The RCGP has called for urgent action to avoid the loss of nearly 19,000 GPs and trainees in the next five years.
The college said the Government must urgently address the intense workload and workforce pressures in general practice.
It has launched a new campaign – Fit for the Future: a new plan for GPs and their patients – in which it sets out required actions to tackle the crisis in general practice.
The campaign comes on the back of a poll by the college which revealed that 42% of GP and trainees say they are likely to quit the profession in the next five years. The snapshot survey suggests that 10% will leave in the next year and 19% in the next two years.
Extrapolating the 1,262 responses across 45,000 current GPs and trainees, this could mean patients losing 18,950 GPs and trainees, or 15,000 full-time equivalent GPs, the RCGP warned.
Of those not planning to retire, 60% cite stress, working hours, and lack of job satisfaction as their reasons to quit.
More than two thirds (68%) of GPs say they don’t have enough time to properly assess their patients, with 65% saying patient safety is being compromised due to appointments being too short.
Over a third (38%) said GP practice premises are not fit for purpose, and IT for booking systems are not good enough (34%). And 80% of respondents expect working in general practice to get worse over the next few years, compared to only 6% who expect it to get better.
RCGP chair Professor Martin Marshall described the findings as ‘alarming’.
He said: ‘General practice is significantly understaffed, underfunded, and overworked and this is impacting on the care and services we’re able to deliver to patients.
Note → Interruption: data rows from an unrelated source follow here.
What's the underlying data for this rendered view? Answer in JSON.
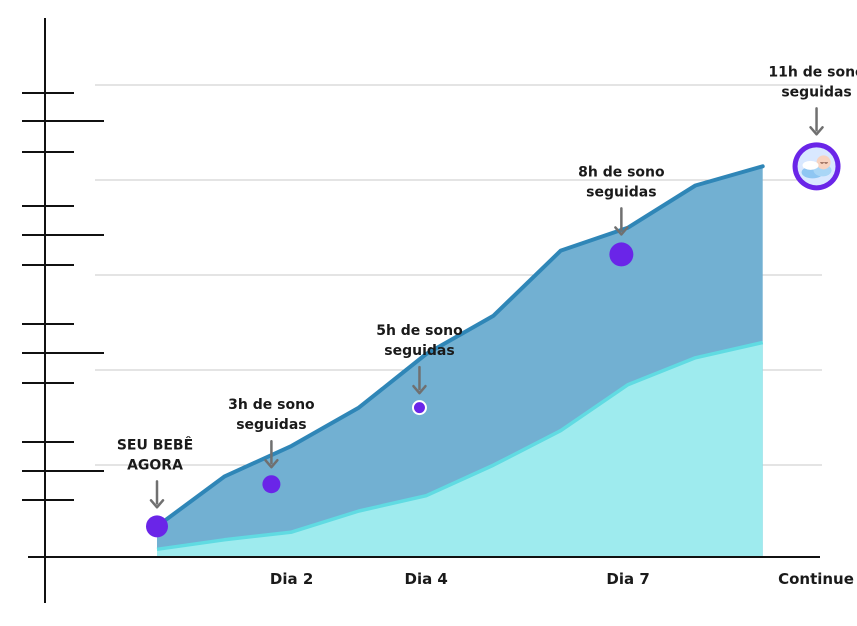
{
  "chart_data": {
    "type": "area",
    "x": [
      0,
      1,
      2,
      3,
      4,
      5,
      6,
      7,
      8,
      9
    ],
    "series": [
      {
        "values": [
          0.8,
          2.1,
          2.9,
          3.9,
          5.3,
          6.3,
          8.0,
          8.6,
          9.7,
          10.2
        ]
      },
      {
        "values": [
          0.2,
          0.45,
          0.65,
          1.2,
          1.6,
          2.4,
          3.3,
          4.5,
          5.2,
          5.6
        ]
      }
    ],
    "x_ticks": [
      {
        "x": 2,
        "label": "Dia 2"
      },
      {
        "x": 4,
        "label": "Dia 4"
      },
      {
        "x": 7,
        "label": "Dia 7"
      },
      {
        "x": 10,
        "label": "Continue",
        "icon": "heart-icon"
      }
    ],
    "markers": [
      {
        "x": 0,
        "y": 0.8,
        "lines": [
          "SEU BEBÊ",
          "AGORA"
        ]
      },
      {
        "x": 1.7,
        "y": 1.9,
        "lines": [
          "3h de sono",
          "seguidas"
        ]
      },
      {
        "x": 3.9,
        "y": 3.9,
        "lines": [
          "5h de sono",
          "seguidas"
        ]
      },
      {
        "x": 6.9,
        "y": 7.9,
        "lines": [
          "8h de sono",
          "seguidas"
        ]
      },
      {
        "x": 9.8,
        "y": 10.2,
        "lines": [
          "11h de sono",
          "seguidas"
        ],
        "icon": "sleeping-baby-icon"
      }
    ],
    "ylim": [
      0,
      11
    ],
    "grid": true,
    "colors": {
      "upper_area": "#72b0d2",
      "upper_line": "#2f86b7",
      "lower_area": "#9eebee",
      "lower_line": "#60dbe2",
      "marker": "#6a25e8",
      "heart": "#e8201f",
      "arrow": "#707070",
      "axis": "#111111",
      "grid": "#c9c9c9"
    }
  }
}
Our survey results should act as a stark warning for politicians and decision-makers.’
The RCGP said the findings painted a worrying picture of a dangerously overstretched and severely under-resourced service at breaking point.
The college’s campaign has highlighted ways to address the most pressing problems.
It includes a call to invest in a new suite of IT products and support for practices, making it easier for patients to choose to see the same GP or the next available member of the team. The RCGP said this will improve patients’ experience of accessing care.
It also wants to see an NHS-wide campaign to free up GPs to spend more time with patients by cutting unnecessary workload and bureaucracy. There should be a detailed plan to go beyond the target of 6,000 extra full-time equivalent GPs, said the RCGP.
And the college called for the general practice budget to be restored to account for 11% of total health spend, including a £1bn investment in GP premises.
Prof Marshall said: ‘Taking these steps will alleviate the unsustainable and unsafe pressure that GPs and our teams are working under, and free up time to have longer consultations and build the invaluable relationships with patients that we know lead to better health outcomes.
‘We need to make being a GP sustainable again, for the sake of the NHS, and for the sake of patients. We urge politicians and decision-makers to take heed of our campaign calls.’